— Ежели бы ваша милость поручила мнѣ купить трехъ котеночковъ… Отличные есть у нашего кабатчика.
— Ничего тебѣ не поручу. Рѣшительно ничего.
— Воля милости вашей, а только безъ котовъ крысы и въ кладовую къ вамъ заберутся, провизію начнутъ жрать.
— Да ужъ забрались, сказала ключница. — Я боялась только доложить вашей милости, а ужъ у насъ фунтовъ пять стеариновыхъ свѣчей онѣ съѣли да бруска три мыла. И вѣдь какъ жрутъ!
Баринъ въ волненіи ходилъ по двору и говорилъ:
— Пускай жрутъ, а котовъ все-таки не заведу. Дороже будетъ стоить.
— Вѣдь крыса, она хитрая, начала ключница. — Она яйца ѣстъ. Такъ все яйцо и выѣстъ. Вы вотъ все жалуетесь, что яицъ мало. А отчего мало? Отъ крысъ.
Баринъ не слушалъ и зашагалъ на крыльцо. Черезъ пять минутъ онъ стоялъ хмурый и сердитый передъ барыней. Барыня вышивала какую-то прошивочку и спросила его:
— Насчетъ чего ты сейчасъ такъ на дворѣ сердился?
— Да насчетъ всего, отвѣчалъ баринъ. — Вообрази, я сейчасъ дѣлалъ расчетъ и оказывается, что намъ надо бросить всякое хозяйство, если мы думаемъ, что извлекаемъ изъ него хоть какую-нибудь выгоду. Оказывается, что цыпленокъ намъ обходится чуть не въ полтинникъ, тогда какъ его по здѣшнимъ цѣнамъ и купить-то можно за пятіалтынный. Возьмемъ поросятъ… Знаешь ли, во что намъ обошлось выпоить каждаго поросенка?
— Знаю, знаю…
— Ѣшь свой огурецъ, напримѣръ, и чувствуешь, что онъ стоитъ себѣ чуть не пятачокъ. А знаешь ли, что стоятъ намъ тѣ десять дынь, которыя выросли у насъ въ парникахъ?

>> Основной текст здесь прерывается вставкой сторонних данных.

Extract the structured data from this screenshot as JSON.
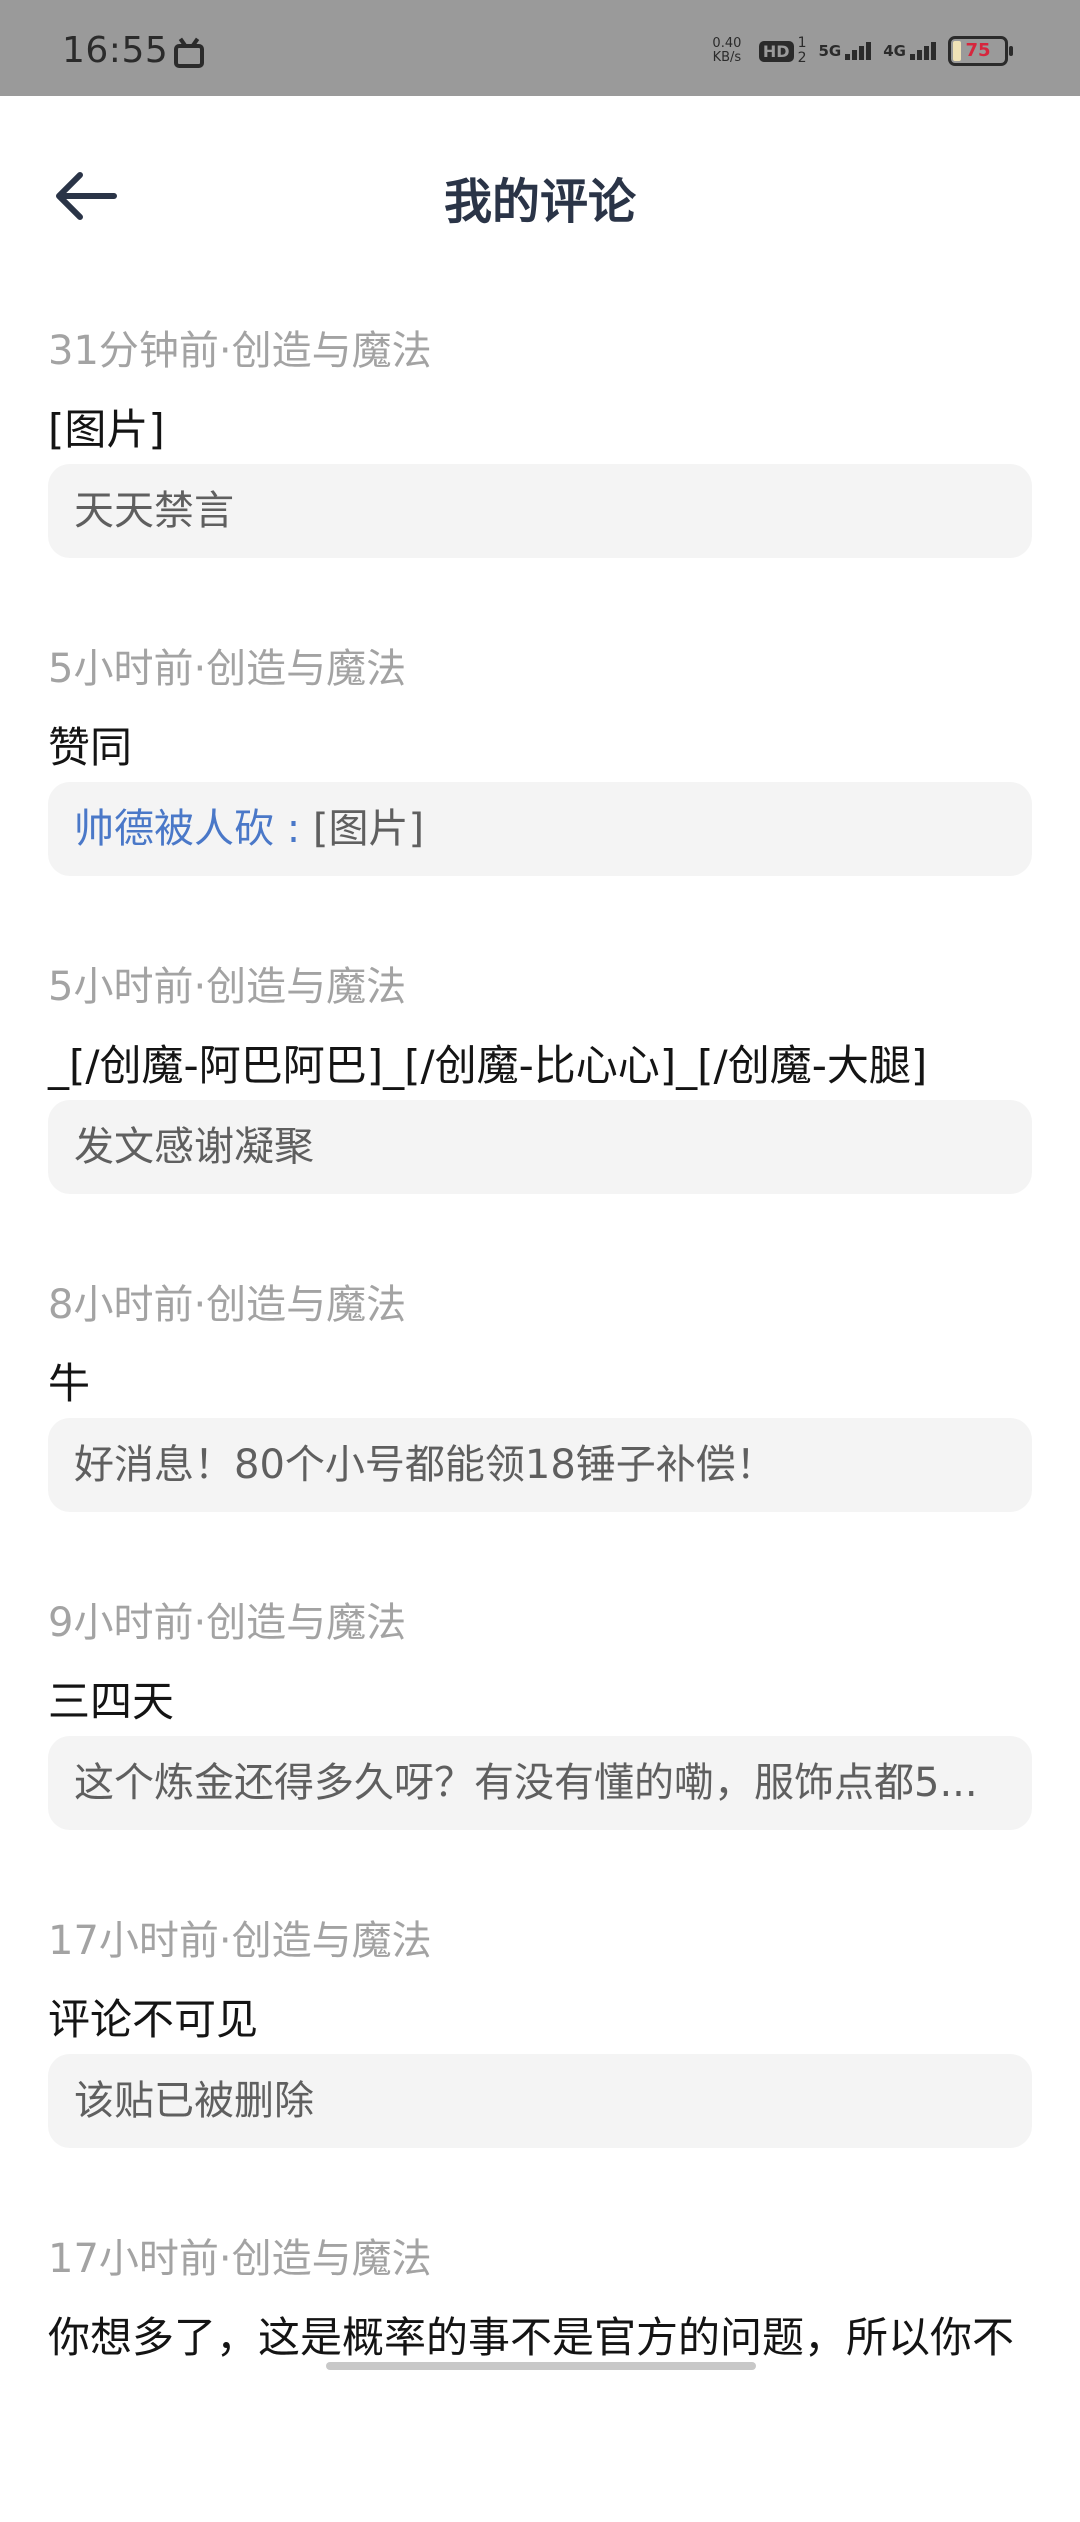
{
  "status_bar": {
    "time": "16:55",
    "net_speed_value": "0.40",
    "net_speed_unit": "KB/s",
    "hd_label": "HD",
    "hd_sub": "1\n2",
    "net1_label": "5G",
    "net2_label": "4G",
    "battery": "75"
  },
  "header": {
    "title": "我的评论"
  },
  "comments": [
    {
      "meta": "31分钟前·创造与魔法",
      "text": "[图片]",
      "quote_user": "",
      "quote_text": "天天禁言"
    },
    {
      "meta": "5小时前·创造与魔法",
      "text": "赞同",
      "quote_user": "帅德被人砍 : ",
      "quote_text": "[图片]"
    },
    {
      "meta": "5小时前·创造与魔法",
      "text": "_[/创魔-阿巴阿巴]_[/创魔-比心心]_[/创魔-大腿]",
      "quote_user": "",
      "quote_text": "发文感谢凝聚"
    },
    {
      "meta": "8小时前·创造与魔法",
      "text": "牛",
      "quote_user": "",
      "quote_text": "好消息！80个小号都能领18锤子补偿！"
    },
    {
      "meta": "9小时前·创造与魔法",
      "text": "三四天",
      "quote_user": "",
      "quote_text": "这个炼金还得多久呀？有没有懂的嘞，服饰点都5..."
    },
    {
      "meta": "17小时前·创造与魔法",
      "text": "评论不可见",
      "quote_user": "",
      "quote_text": "该贴已被删除"
    },
    {
      "meta": "17小时前·创造与魔法",
      "text": "你想多了，这是概率的事不是官方的问题，所以你不",
      "quote_user": "",
      "quote_text": ""
    }
  ]
}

Барыня улыбнулась, махнула рукой и произнесла:
— Не надо… Не говори… Я знаю…
IV
У террасы усадьбы раздались шаги и кто-то крякнулъ. Пробѣгавшій газету баринъ поднялъ голову. Передъ террасой стоялъ садовникъ и передвигалъ картузъ со лба на затылокъ.
— Кабы вы мнѣ двустволочки вашей дня на два прожертвовали. Вѣдь она у васъ все равно зря въ кабинетѣ виситъ, сказалъ онъ.
— Зачѣмъ это тебѣ? Что за глупости! спросилъ баринъ.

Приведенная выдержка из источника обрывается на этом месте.